Abstract

Madame de Maintenon, King Louis XIV’s secret wife is an historic figure who remains shrouded in mystery even today largely due to the fact that much of her correspondence with the king was burned after 1713. However, what further distorted her image were the unflattering accounts written by Saint-Simon. As a result of this negative backlash, Maintenon’s contribution to female education has been forgotten. As the director of Saint-Cyr, the boarding school she founded for daughters of impoverished noble families, Maintenon placed a unique emphasis on the art of conversation, a skill that was neglected in traditional female education. Maintenon’s original conversations, morality plays loosely based on Mademoiselle de Scudéry’s conversations, were intended to teach good judgment to the older female pupils as they prepared to leave Saint-Cyr.

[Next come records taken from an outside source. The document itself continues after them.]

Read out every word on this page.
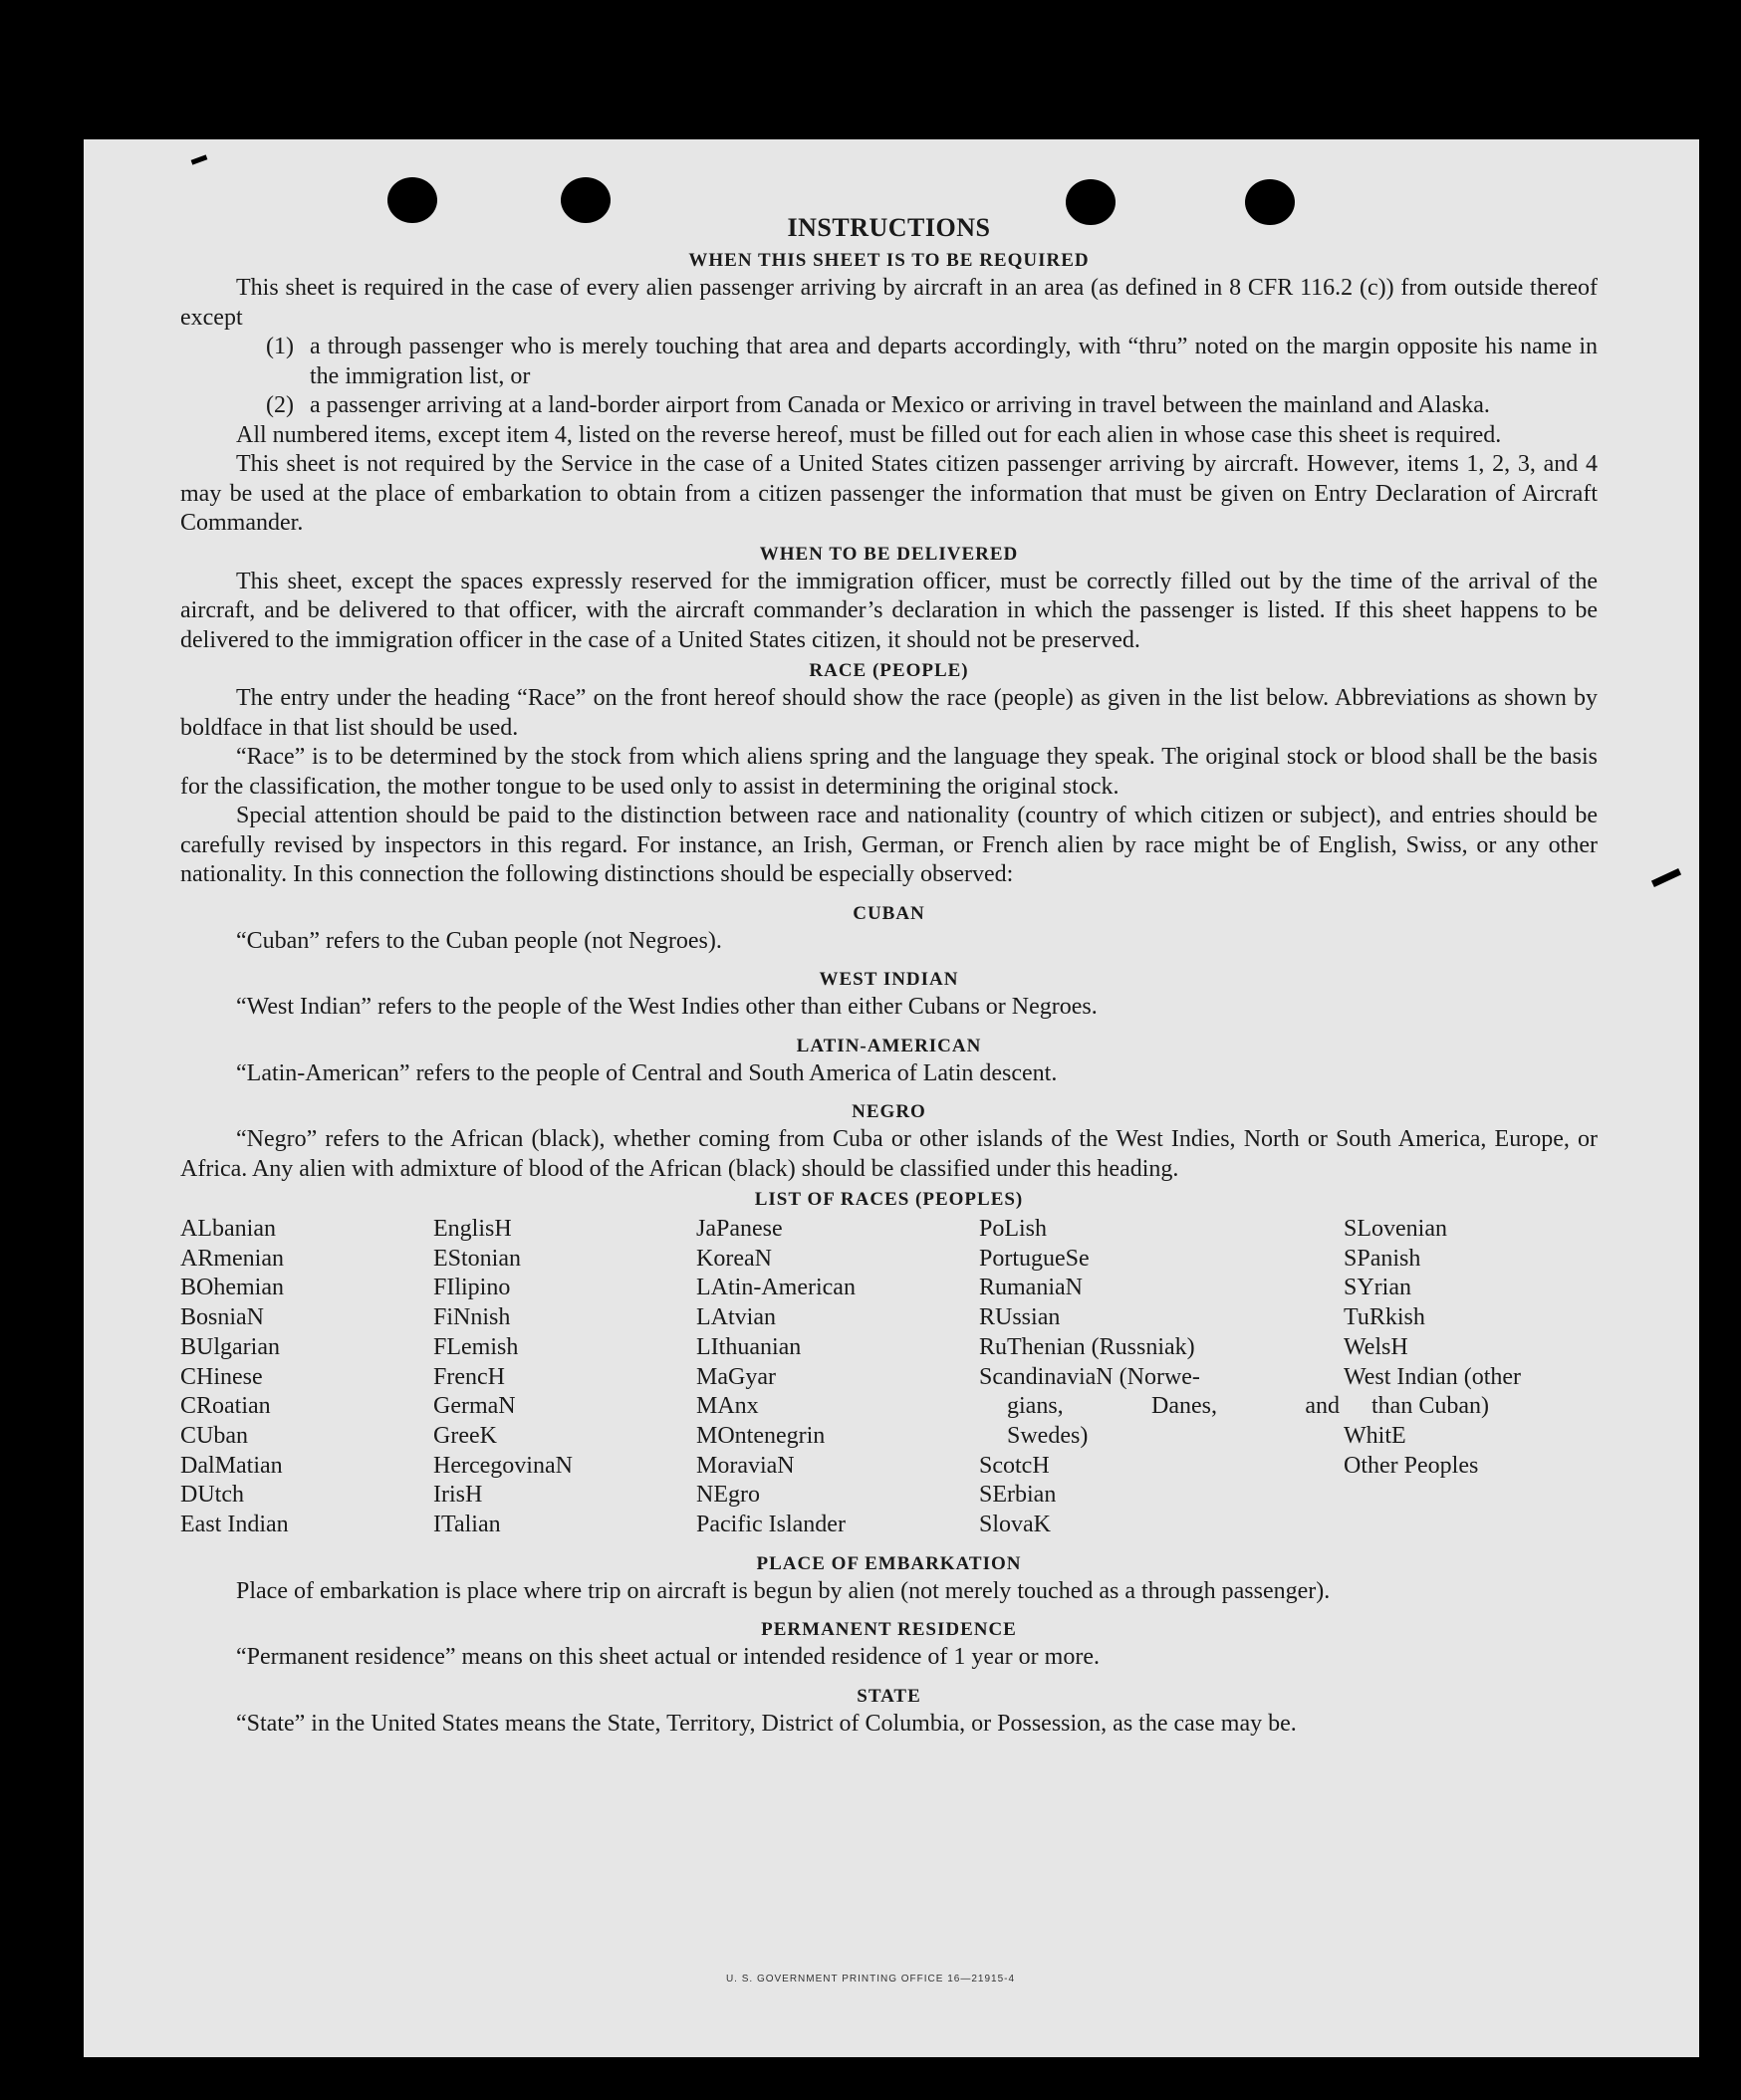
INSTRUCTIONS
WHEN THIS SHEET IS TO BE REQUIRED

This sheet is required in the case of every alien passenger arriving by aircraft in an area (as defined in 8 CFR 116.2 (c)) from outside thereof except

(1) a through passenger who is merely touching that area and departs accordingly, with “thru” noted on the margin opposite his name in the immigration list, or
(2) a passenger arriving at a land-border airport from Canada or Mexico or arriving in travel between the mainland and Alaska.

All numbered items, except item 4, listed on the reverse hereof, must be filled out for each alien in whose case this sheet is required.

This sheet is not required by the Service in the case of a United States citizen passenger arriving by aircraft. However, items 1, 2, 3, and 4 may be used at the place of embarkation to obtain from a citizen passenger the information that must be given on Entry Declaration of Aircraft Commander.

WHEN TO BE DELIVERED

This sheet, except the spaces expressly reserved for the immigration officer, must be correctly filled out by the time of the arrival of the aircraft, and be delivered to that officer, with the aircraft commander’s declaration in which the passenger is listed. If this sheet happens to be delivered to the immigration officer in the case of a United States citizen, it should not be preserved.

RACE (PEOPLE)

The entry under the heading “Race” on the front hereof should show the race (people) as given in the list below. Abbreviations as shown by boldface in that list should be used.

“Race” is to be determined by the stock from which aliens spring and the language they speak. The original stock or blood shall be the basis for the classification, the mother tongue to be used only to assist in determining the original stock.

Special attention should be paid to the distinction between race and nationality (country of which citizen or subject), and entries should be carefully revised by inspectors in this regard. For instance, an Irish, German, or French alien by race might be of English, Swiss, or any other nationality. In this connection the following distinctions should be especially observed:

CUBAN

“Cuban” refers to the Cuban people (not Negroes).

WEST INDIAN

“West Indian” refers to the people of the West Indies other than either Cubans or Negroes.

LATIN-AMERICAN

“Latin-American” refers to the people of Central and South America of Latin descent.

NEGRO

“Negro” refers to the African (black), whether coming from Cuba or other islands of the West Indies, North or South America, Europe, or Africa. Any alien with admixture of blood of the African (black) should be classified under this heading.

LIST OF RACES (PEOPLES)
ALbanian
ARmenian
BOhemian
BosniaN
BUlgarian
CHinese
CRoatian
CUban
DalMatian
DUtch
East Indian
EnglisH
EStonian
FIlipino
FiNnish
FLemish
FrencH
GermaN
GreeK
HercegovinaN
IrisH
ITalian
JaPanese
KoreaN
LAtin-American
LAtvian
LIthuanian
MaGyar
MAnx
MOntenegrin
MoraviaN
NEgro
Pacific Islander
PoLish
PortugueSe
RumaniaN
RUssian
RuThenian (Russniak)
ScandinaviaN (Norwe-
gians, Danes, and
Swedes)
ScotcH
SErbian
SlovaK
SLovenian
SPanish
SYrian
TuRkish
WelsH
West Indian (other
than Cuban)
WhitE
Other Peoples
PLACE OF EMBARKATION

Place of embarkation is place where trip on aircraft is begun by alien (not merely touched as a through passenger).

PERMANENT RESIDENCE

“Permanent residence” means on this sheet actual or intended residence of 1 year or more.

STATE

“State” in the United States means the State, Territory, District of Columbia, or Possession, as the case may be.

U. S. GOVERNMENT PRINTING OFFICE 16—21915-4
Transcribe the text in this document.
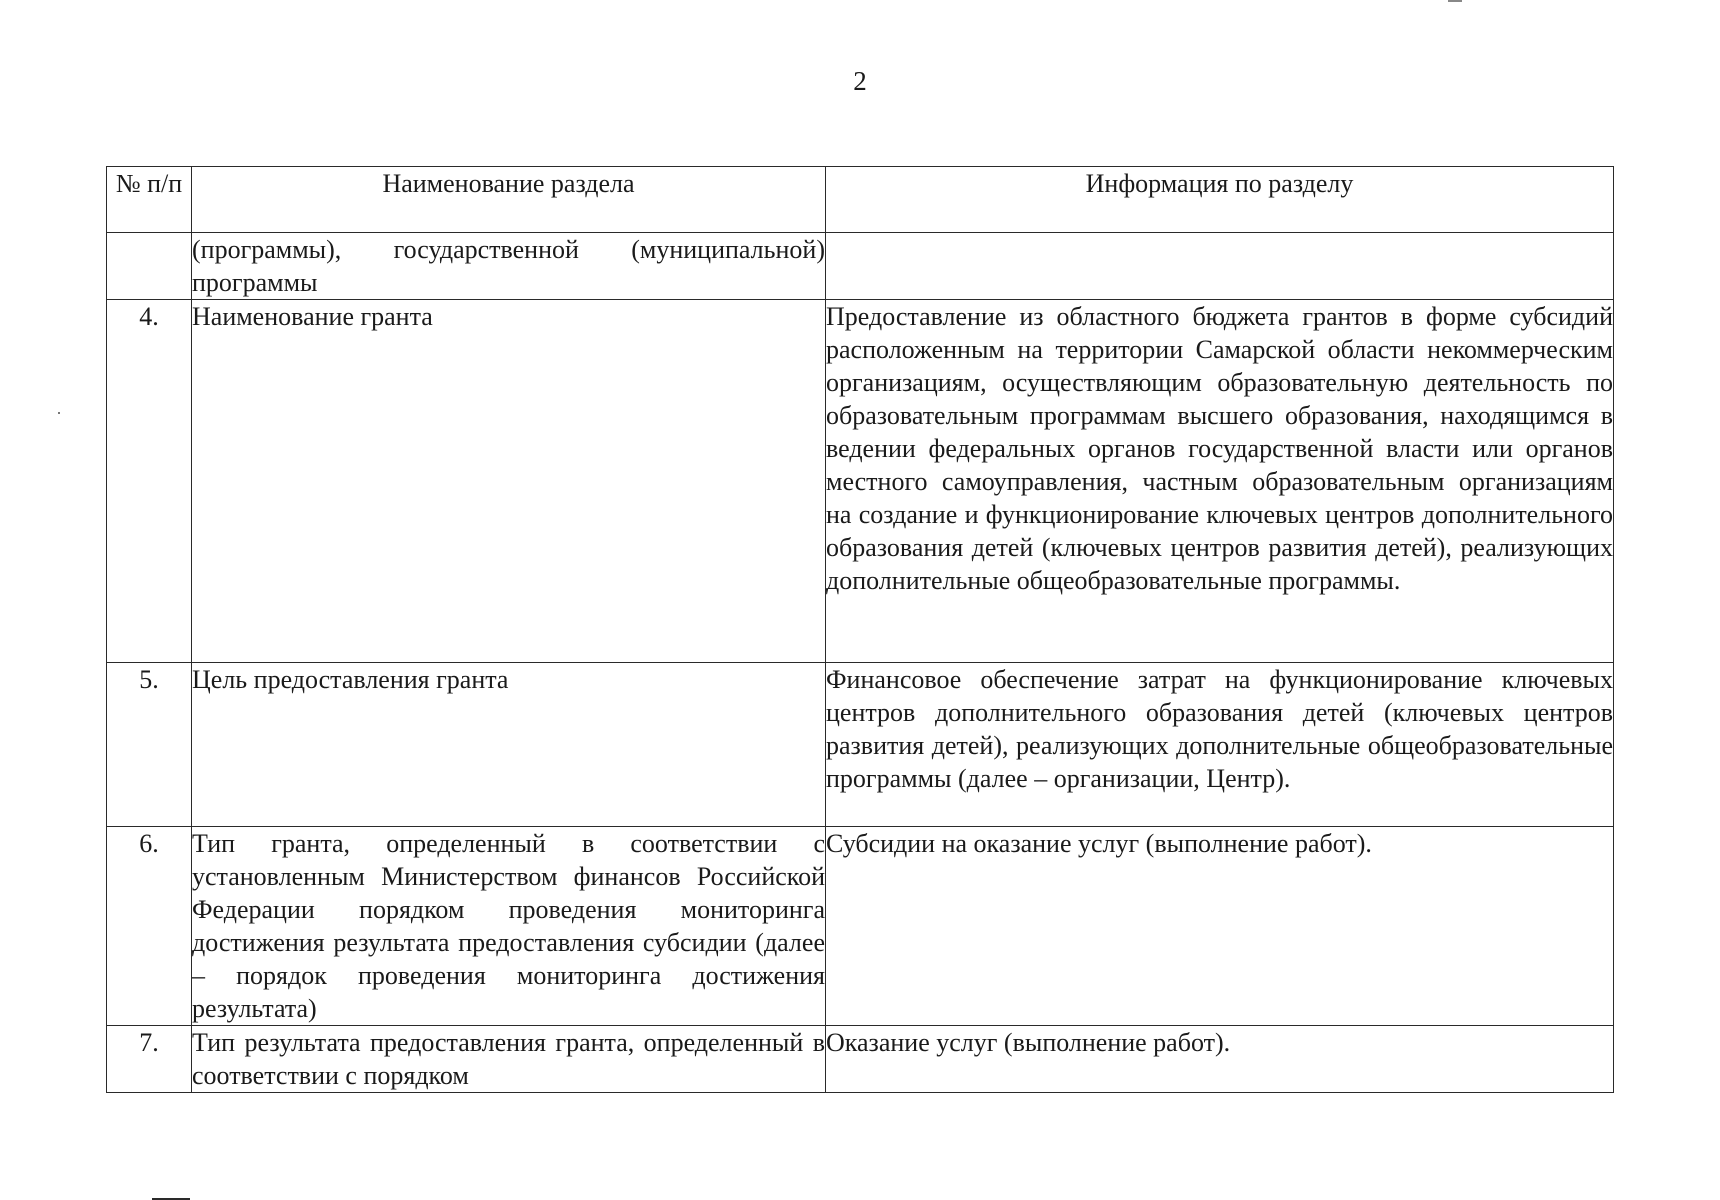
2
№ п/п	Наименование раздела	Информация по разделу
	(программы), государственной (муниципальной) программы	
4.	Наименование гранта	Предоставление из областного бюджета грантов в форме субсидий расположенным на территории Самарской области некоммерческим организациям, осуществляющим образовательную деятельность по образовательным программам высшего образования, находящимся в ведении федеральных органов государственной власти или органов местного самоуправления, частным образовательным организациям на создание и функционирование ключевых центров дополнительного образования детей (ключевых центров развития детей), реализующих дополнительные общеобразовательные программы.
5.	Цель предоставления гранта	Финансовое обеспечение затрат на функционирование ключевых центров дополнительного образования детей (ключевых центров развития детей), реализующих дополнительные общеобразовательные программы (далее – организации, Центр).
6.	Тип гранта, определенный в соответствии с установленным Министерством финансов Российской Федерации порядком проведения мониторинга достижения результата предоставления субсидии (далее – порядок проведения мониторинга достижения результата)	Субсидии на оказание услуг (выполнение работ).
7.	Тип результата предоставления гранта, определенный в соответствии с порядком	Оказание услуг (выполнение работ).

This study of Maintenon’s conversations seeks to highlight the complexity and irony of this mysterious morganatic queen whose search for unattainable fulfillment is seen in the model woman she expects her pupils to emulate. Maintenon bases her féminin idéal on the femme forte described in the Biblical proverbs. The latter is described in the conversations as one who should take pride in her domestic duties, reject polite society, and use her knowledge only to better serve her family. Maintenon, however, cannot be seen as the perfect example of domestic bliss. Having led a very public life, her insistence on domesticity and avoidance of society life does not align itself with her own lifestyle. Ironically, she depicts marriage as slavery and men as tyrants, all the while encouraging her pupils to choose marriage as opposed to celibacy or the veil. These inconsistencies suggest that the femme forte modeled in the conversations is the woman Maintenon believed she ought to have been. Thus, through her own regret Maintenon teaches her pupils how to become a femme forte, and yet at the same time, she is as inaccessible as Maintenon herself.